In December I completed my first simple object tracker as a project for the “Intelligent Multimedia Systems” course. It wasn’t a very advanced one but it is based on very simple ideas and technologies and very effective given the right environment. The tracker was a mean-shift one, which, as opposed to a brute-force tracker does not search for the object in all pixels around last known position. The mean-shift applies a gradient to the last known position thus determining what is the most probable direction the object just moved and shifting the gradient until the object is re-centred. This results in way less calculations being made and better performance.
The whole process goes like this in short:
We have a set of frames (either as a movie or as a sequence of images) and we choose an object to be tracked in the first frame. This can be done either by giving the coordinates of a rectangle or any other location. I chose to pick the object completely by having a mask for the first frame. Below is an example of first frame and mask:
This is the input data. Then the processing starts. Based on the given mask, the object will be retrieved from the first frame, its histogram will be computed and used throughout the whole application as a reference. The histogram reflects the set of colours in the given object. Now the complicated math comes in: to find the same object in the next frame, a kernel will be multiplied with the pixels of the second frame corresponding to the position of the object in the first frame.
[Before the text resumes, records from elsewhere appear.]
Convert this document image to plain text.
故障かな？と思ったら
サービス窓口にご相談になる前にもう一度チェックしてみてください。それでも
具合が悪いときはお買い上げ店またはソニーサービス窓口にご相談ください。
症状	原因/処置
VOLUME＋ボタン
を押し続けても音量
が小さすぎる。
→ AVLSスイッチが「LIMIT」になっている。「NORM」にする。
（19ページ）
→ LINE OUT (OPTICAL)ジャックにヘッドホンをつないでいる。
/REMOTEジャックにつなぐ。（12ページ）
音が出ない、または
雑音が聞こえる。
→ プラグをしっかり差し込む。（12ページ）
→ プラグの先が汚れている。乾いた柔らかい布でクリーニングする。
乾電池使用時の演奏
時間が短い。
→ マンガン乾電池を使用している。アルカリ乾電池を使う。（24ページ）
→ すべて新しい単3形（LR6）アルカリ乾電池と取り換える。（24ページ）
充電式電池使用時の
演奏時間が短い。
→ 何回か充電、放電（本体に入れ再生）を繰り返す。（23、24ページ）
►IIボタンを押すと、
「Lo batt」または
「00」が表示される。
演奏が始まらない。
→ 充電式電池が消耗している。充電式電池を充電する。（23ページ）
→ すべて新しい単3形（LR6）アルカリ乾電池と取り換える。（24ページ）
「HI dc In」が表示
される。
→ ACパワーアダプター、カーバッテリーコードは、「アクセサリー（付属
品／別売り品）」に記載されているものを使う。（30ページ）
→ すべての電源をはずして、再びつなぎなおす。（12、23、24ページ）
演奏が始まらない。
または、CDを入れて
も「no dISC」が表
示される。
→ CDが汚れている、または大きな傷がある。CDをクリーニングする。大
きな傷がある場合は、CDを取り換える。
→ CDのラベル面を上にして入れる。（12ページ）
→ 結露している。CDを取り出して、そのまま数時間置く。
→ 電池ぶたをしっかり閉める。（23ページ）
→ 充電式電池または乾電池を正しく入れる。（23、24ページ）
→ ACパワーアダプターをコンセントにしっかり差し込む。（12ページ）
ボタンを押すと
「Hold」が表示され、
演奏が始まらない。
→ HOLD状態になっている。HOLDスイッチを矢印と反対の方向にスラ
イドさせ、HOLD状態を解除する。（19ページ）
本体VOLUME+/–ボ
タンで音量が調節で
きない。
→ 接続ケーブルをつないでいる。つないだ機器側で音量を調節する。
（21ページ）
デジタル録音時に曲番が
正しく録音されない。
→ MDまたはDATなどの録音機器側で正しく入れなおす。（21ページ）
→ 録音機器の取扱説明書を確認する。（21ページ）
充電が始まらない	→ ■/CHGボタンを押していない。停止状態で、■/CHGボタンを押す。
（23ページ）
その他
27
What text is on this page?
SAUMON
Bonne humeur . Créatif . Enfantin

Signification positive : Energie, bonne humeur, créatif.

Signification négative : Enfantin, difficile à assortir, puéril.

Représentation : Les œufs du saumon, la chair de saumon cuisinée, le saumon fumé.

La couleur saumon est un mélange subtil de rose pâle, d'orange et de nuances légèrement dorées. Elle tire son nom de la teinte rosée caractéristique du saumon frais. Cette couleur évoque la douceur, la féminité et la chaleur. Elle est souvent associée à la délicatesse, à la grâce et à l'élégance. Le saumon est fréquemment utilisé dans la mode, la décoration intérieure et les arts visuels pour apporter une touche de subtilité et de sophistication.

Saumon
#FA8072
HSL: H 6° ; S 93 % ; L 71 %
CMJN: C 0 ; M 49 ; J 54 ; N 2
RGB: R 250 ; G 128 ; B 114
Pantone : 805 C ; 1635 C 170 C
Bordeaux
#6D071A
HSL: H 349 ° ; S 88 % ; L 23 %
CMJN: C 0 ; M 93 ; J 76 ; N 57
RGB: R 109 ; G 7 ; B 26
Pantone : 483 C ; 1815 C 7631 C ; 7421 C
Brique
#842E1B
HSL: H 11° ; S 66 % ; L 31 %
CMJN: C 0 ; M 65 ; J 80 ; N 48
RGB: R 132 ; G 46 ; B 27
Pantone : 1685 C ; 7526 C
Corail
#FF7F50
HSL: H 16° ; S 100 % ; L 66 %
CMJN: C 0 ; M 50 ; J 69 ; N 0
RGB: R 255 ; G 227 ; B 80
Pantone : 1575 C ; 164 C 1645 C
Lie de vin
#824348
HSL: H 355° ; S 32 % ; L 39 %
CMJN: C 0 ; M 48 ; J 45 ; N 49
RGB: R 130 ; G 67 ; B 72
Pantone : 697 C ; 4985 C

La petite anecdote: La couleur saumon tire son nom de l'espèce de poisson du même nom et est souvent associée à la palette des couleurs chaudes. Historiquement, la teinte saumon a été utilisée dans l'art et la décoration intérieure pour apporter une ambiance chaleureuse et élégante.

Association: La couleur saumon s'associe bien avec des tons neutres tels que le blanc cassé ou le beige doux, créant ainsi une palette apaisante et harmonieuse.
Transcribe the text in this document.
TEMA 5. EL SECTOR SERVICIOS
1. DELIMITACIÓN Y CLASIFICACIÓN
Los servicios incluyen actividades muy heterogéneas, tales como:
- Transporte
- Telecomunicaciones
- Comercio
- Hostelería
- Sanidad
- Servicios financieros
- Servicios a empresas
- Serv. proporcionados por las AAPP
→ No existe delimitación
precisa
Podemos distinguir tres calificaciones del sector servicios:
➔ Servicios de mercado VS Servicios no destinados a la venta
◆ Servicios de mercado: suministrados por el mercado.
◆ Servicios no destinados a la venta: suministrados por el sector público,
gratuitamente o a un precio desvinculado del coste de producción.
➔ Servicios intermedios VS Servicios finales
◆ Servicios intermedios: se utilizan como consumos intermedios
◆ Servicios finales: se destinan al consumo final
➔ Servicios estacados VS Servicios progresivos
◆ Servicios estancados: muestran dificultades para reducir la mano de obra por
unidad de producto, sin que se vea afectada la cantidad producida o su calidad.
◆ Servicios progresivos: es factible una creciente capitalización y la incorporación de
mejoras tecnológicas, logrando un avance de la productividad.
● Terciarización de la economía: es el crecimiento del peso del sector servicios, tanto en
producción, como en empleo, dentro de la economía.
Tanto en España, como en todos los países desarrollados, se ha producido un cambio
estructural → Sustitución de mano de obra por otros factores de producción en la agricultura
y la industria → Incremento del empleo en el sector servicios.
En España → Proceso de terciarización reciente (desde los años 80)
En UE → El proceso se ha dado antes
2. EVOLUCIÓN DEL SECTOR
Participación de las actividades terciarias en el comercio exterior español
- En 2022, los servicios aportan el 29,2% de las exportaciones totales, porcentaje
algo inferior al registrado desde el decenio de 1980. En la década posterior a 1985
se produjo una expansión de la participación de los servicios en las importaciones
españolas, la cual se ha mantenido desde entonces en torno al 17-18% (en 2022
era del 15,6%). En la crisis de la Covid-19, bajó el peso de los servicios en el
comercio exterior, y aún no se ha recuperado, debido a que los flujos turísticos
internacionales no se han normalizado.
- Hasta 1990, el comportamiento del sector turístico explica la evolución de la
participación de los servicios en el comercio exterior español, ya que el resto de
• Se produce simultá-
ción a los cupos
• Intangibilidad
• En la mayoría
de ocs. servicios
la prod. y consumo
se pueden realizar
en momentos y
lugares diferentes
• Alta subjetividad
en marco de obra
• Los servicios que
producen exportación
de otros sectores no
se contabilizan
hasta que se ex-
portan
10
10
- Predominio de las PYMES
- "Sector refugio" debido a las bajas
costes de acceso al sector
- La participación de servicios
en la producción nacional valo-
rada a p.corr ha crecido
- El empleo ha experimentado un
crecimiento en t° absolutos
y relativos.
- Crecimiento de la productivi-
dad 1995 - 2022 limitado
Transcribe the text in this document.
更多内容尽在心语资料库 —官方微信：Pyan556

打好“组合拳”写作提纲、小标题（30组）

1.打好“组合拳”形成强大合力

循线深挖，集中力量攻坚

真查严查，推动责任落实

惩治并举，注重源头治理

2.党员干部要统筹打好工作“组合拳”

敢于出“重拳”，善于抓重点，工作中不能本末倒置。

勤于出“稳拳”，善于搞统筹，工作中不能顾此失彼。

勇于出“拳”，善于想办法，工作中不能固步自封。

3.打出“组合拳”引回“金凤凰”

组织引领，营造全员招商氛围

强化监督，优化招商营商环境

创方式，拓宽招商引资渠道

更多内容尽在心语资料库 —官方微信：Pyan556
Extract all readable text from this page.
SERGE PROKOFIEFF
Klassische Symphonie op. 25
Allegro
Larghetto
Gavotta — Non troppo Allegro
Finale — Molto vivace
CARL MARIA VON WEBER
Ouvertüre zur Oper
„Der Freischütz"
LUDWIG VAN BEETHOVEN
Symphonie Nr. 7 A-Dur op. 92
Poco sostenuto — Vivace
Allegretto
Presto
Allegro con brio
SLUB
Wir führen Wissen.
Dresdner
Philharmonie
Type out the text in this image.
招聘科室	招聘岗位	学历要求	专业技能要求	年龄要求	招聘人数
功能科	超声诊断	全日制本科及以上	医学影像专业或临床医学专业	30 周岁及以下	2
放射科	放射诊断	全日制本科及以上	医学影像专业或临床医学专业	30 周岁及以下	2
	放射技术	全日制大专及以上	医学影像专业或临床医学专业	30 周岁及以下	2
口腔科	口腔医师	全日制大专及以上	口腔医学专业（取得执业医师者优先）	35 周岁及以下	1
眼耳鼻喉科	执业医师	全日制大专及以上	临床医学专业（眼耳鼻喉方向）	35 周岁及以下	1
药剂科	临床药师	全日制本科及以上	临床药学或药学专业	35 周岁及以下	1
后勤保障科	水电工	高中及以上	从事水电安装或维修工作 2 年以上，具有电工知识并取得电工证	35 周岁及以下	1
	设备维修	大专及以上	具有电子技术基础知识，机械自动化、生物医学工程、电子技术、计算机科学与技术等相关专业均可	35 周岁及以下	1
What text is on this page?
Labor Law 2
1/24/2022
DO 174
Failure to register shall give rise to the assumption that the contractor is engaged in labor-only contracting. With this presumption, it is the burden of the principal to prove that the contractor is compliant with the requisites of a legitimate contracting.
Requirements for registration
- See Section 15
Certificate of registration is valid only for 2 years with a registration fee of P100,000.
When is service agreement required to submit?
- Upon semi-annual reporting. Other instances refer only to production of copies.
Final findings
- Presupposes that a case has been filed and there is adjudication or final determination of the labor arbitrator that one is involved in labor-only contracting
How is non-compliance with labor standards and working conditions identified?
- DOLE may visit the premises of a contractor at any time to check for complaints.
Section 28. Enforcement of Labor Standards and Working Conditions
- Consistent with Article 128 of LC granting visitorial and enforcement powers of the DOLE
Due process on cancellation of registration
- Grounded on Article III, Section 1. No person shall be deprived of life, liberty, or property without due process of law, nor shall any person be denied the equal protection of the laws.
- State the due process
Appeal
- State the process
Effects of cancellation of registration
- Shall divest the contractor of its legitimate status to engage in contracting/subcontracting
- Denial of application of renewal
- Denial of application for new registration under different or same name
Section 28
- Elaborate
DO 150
The kernel I used is the Epanechnikov Kernel and it is a weighted function that looks like this:
What it means is that points in the middle of the object are more important than points on the sides or corners. When multiplying this function by the values of the pixels and comparing to the colour histogram, we will see a change in the values towards the direction our object is moving and then we will need to re-centre our position to maximize the result.
It is a very effective way provided the colour is not confusing, for example the object might have a very similar colour to the background. Below are some examples of final movies with objects tracked. Two of them are from the set everybody received, a football match, and the third one I had to find myself. For that I used a set of images from the PETS 2006 International Workshop. The purpose of that workshop was to track people that left their luggage unattended for more than 30 seconds, so most of them are from stations or airports CCTV footage but it suited me just fine.
First Football match tracking clip:
Second Football match tracking clip:
CCTV tracking clip:
Of course problems can appear when using this technique if colours of other objects are similar. For example there is a spike in the second clip when the tracked player passes behind another one and both contain some black color in their histogram. But, all in all it is a very powerful way of tracking and doesn’t use a lot of processing power.